The overlay of RSV incidence data onto the neutralizing antibody data within successive time strata in the birth cohort showed that while the first epidemic to be experienced by either phase did not induce a significant cohort-level response (presumably due to inhibitory or obscuring effects of maternal antibodies [Murphy et al., 1986]), the second and third epidemics were both accompanied by significant rises in mean cohort-level titers. On the other hand, a decline in virus transmission led to a corresponding decline in cohort-level neutralizing antibodies. This study did not examine the kinetics of the neutralizing antibody response in older children and adults. It is possible that natural infection in older individuals may induce an antibody response whose longevity varies from that of the relatively young population represented in this study. Future studies should consider investigating the dynamics of neutralizing responses not only in infants and young children but also in other age groups in order to provide additional information on the relationship between herd antibody dynamics and recurrence of RSV in the population.

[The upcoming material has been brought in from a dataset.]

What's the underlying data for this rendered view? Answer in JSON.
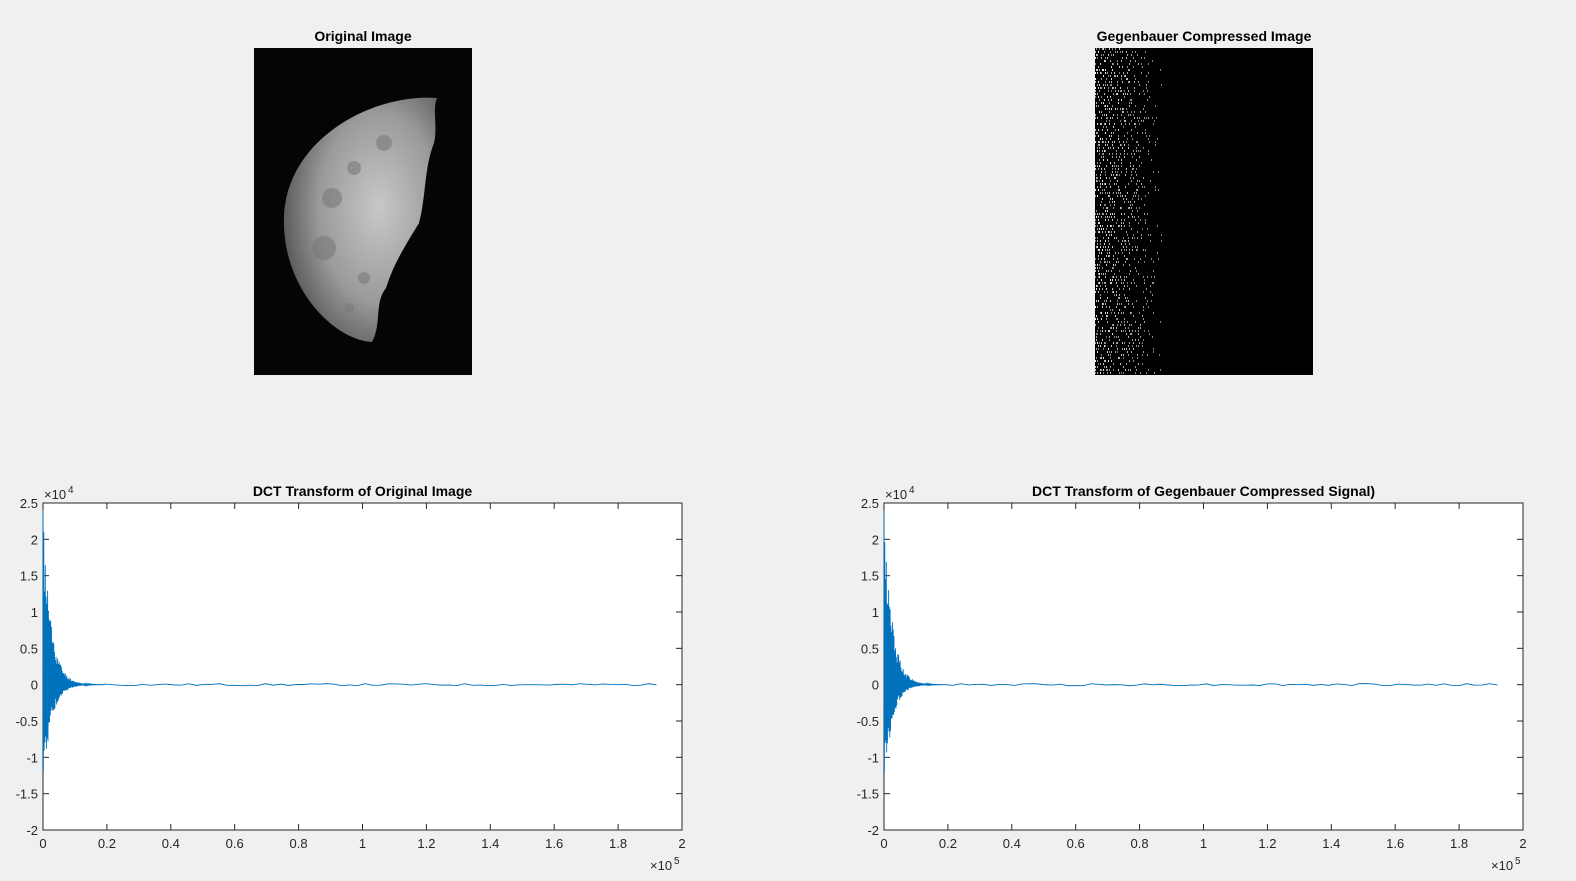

In this study, the effect of age and repeated exposure on the magnitude of the response generated following natural infection was examined by comparing the peak cohort-level titers in each of the three epidemics during which infants were followed-up. Peak titers in the first epidemic were assumed to be of maternal origin since samples in the first epidemic were obtained from very young infants in whom maternal antibodies are typically present at relatively high titers. On the other hand, as shown in Figure 3, the peak titers in the second and third epidemics were most likely to be reflective of acquired responses since they were preceded by relatively low titers and occurred at an age when maternal antibodies are generally considered to have waned to minimal levels. When the three peaks were compared, it was found that the peak titer in the first epidemic was significantly greater than the peak titer in the second epidemic, but was not significantly different from the third epidemic peak, while the peak titer in the second epidemic was significantly lower than the third epidemic peak. In addition, as illustrated in Figure 2, the rate of development of secondary antibody response was significantly greater than the primary response rate. These results strongly suggest that after the decline of maternal antibodies, the infant neutralizing response progressively increases in magnitude with successive exposure. This is supported by studies among Native American children in the United States, which have shown evidence of a higher risk of admission to hospital following infection in comparison to the general population [Bockova et al., 2002]. In these studies it was reported that the risk of hospital admission is related inversely to the titer of neutralizing antibodies [Eick et al., 2008], suggesting that the increase in magnitude of the neutralizing antibody response with age is linked to the reduced risk of severe disease with age. Taken together, these data suggest that repeated exposure primes the development of high titers of neutralizing antibodies, potentially reducing the likelihood of development of severe disease. This is supported by previous work that showed that infants with RSV re-infections shed virus for a significantly shorter duration in comparison to infants experiencing their first infection [Okiro et al., 2010].

In summary, the current work describes the kinetics of the neutralizing antibody response in infants followed-up in a birth cohort. The data presented show that RSV neutralizing antibodies in infants decline rapidly following natural infection. The data presented in this paper suggest that if future vaccines induce neutralizing antibody immunity whose longevity is of comparable duration to that induced by natural infection, there will be need for the administration of booster doses of the vaccine in order to maintain neutralizing antibodies at protective levels.